Substitute $n_1 = 4$ and $n_2 = 6$ into the expression for $\alpha$: $\alpha = \frac{5(4) + 3(6)}{4+6} = \frac{20 + 18}{10} = \frac{38}{10} = \frac{19}{5} = 3.8$ Since $3 < \frac{19}{5} < 5$, $\alpha \in (3, 5)$. Now we analyze the sign of $f'(x)$ around $\alpha$. $f'(x) = (x-3)^{4-1}(x-5)^{6-1}[4(x-5) + 6(x-3)] = (x-3)^3(x-5)^5(10x-38) = 2(x-3)^3(x-5)^5(5x-19)$

• For $x \in (3, \frac{19}{5})$, $(x-3)^3 > 0$, $(x-5)^5 < 0$, $(5x-19) < 0$. Thus, $f'(x) = (+)(-)(-) = +$.
• For $x \in (\frac{19}{5}, 5)$, $(x-3)^3 > 0$, $(x-5)^5 < 0$, $(5x-19) > 0$. Thus, $f'(x) = (+)(-)(+) = -$. Since $f'(x)$ changes from positive to negative at $x = \frac{19}{5}$, there is a local maximum at $x = \frac{19}{5}$. Therefore, option (D) is TRUE.

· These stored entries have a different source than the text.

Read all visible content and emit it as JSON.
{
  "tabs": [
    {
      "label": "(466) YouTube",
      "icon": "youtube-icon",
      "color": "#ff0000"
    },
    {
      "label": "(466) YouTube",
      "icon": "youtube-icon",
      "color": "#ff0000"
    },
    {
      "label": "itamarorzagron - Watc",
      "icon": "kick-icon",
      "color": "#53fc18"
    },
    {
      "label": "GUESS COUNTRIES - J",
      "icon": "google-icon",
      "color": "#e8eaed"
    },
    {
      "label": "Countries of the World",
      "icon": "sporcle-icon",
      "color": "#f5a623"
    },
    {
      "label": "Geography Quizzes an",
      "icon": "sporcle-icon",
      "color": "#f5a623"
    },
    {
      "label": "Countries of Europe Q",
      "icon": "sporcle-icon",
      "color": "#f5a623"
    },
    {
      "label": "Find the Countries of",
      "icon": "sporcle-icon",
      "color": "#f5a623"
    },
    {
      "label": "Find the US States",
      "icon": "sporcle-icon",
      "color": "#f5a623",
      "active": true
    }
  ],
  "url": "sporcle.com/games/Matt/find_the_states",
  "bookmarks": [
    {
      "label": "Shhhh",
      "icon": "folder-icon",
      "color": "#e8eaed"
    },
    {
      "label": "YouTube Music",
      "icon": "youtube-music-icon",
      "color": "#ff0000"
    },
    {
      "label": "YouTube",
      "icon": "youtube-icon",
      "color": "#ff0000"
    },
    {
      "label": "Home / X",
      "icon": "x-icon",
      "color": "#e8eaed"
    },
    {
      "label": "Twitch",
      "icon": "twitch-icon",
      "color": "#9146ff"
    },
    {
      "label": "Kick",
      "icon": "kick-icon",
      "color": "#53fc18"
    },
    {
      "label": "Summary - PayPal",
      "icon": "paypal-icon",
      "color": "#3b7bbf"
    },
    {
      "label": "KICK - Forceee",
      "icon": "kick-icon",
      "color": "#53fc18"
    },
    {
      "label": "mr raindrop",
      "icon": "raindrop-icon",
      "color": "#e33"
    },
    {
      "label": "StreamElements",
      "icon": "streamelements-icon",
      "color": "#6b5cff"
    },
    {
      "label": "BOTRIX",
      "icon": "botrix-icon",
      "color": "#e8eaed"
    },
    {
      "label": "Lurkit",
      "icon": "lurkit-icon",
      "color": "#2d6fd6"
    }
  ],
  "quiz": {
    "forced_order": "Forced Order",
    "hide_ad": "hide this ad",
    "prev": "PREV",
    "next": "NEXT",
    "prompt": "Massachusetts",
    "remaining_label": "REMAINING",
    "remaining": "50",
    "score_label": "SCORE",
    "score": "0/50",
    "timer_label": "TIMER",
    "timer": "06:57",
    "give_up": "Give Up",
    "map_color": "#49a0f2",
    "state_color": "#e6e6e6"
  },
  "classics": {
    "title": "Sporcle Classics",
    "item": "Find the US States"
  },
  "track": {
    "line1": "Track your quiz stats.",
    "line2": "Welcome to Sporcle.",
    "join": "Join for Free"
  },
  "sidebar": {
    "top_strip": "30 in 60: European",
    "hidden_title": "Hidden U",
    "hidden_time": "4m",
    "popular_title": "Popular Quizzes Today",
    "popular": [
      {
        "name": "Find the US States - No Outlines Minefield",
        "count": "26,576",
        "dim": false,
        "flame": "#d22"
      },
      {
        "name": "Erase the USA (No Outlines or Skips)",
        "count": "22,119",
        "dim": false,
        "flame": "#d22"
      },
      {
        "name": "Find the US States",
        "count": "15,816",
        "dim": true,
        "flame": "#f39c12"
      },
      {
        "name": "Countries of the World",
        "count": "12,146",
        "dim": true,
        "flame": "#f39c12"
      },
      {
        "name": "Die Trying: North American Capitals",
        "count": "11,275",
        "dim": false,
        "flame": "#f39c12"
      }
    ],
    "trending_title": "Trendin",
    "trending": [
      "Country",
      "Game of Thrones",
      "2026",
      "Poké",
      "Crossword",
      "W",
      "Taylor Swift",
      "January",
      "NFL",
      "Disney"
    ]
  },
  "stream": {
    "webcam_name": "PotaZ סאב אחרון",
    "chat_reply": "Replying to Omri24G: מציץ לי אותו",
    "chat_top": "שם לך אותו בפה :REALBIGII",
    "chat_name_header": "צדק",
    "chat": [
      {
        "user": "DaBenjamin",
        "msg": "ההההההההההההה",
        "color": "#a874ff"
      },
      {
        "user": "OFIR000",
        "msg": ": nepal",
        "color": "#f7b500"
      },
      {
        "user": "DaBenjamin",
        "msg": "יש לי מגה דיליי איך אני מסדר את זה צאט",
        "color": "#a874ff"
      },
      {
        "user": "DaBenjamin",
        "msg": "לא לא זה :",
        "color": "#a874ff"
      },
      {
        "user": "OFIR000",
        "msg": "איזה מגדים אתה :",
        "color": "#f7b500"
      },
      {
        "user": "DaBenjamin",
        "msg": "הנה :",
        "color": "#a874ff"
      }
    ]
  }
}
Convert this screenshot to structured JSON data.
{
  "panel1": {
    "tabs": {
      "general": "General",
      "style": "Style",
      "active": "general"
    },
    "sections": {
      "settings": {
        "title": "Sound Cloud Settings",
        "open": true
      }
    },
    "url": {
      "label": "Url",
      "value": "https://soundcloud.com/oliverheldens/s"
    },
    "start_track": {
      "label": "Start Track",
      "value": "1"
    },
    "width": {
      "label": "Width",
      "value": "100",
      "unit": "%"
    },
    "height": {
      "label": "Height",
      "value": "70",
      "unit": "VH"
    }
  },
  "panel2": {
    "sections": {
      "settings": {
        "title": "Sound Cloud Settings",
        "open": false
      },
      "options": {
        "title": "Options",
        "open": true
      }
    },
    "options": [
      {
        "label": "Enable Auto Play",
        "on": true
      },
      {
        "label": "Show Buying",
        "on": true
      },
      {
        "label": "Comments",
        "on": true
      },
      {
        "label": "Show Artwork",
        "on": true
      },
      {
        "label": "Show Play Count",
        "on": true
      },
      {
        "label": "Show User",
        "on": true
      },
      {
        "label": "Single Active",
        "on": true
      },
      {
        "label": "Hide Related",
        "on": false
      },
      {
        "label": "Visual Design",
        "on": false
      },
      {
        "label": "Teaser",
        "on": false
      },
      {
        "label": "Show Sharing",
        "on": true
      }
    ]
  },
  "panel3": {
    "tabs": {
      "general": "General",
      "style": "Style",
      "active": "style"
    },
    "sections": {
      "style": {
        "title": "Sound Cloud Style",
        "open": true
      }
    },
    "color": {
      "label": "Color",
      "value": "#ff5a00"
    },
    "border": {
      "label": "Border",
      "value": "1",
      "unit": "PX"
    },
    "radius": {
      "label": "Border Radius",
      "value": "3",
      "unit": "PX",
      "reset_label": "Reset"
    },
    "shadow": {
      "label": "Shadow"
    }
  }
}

Since options B, C, and D are true, A must be incorrect.

Recalculating Option C: $f'(x) = (x-3)^2 (x-5)^4 (8x - 30) = 2(x-3)^2 (x-5)^4 (4x - 15)$ The critical point is $x = \frac{15}{4} = 3.75$. When $x < \frac{15}{4}$, $f'(x) < 0$. When $x > \frac{15}{4}$, $f'(x) > 0$. Thus, there is a local minimum. Option C states that there is a local maximum, which is incorrect.

Common Mistakes & Tips

• Remember to use the product rule correctly when finding the derivative.
• Pay attention to the exponents when determining the sign of the derivative around critical points.
• When analyzing the sign of $f'(x)$, consider the signs of each factor in the expression.

Summary

We analyzed the given options by finding the first derivative of the function, identifying the critical points, and examining the sign changes of the derivative around those points. We found that option C states that there is a local maxima, which is incorrect since there is a local minima.

Final Answer

The final answer is \boxed{C}, which corresponds to option (C).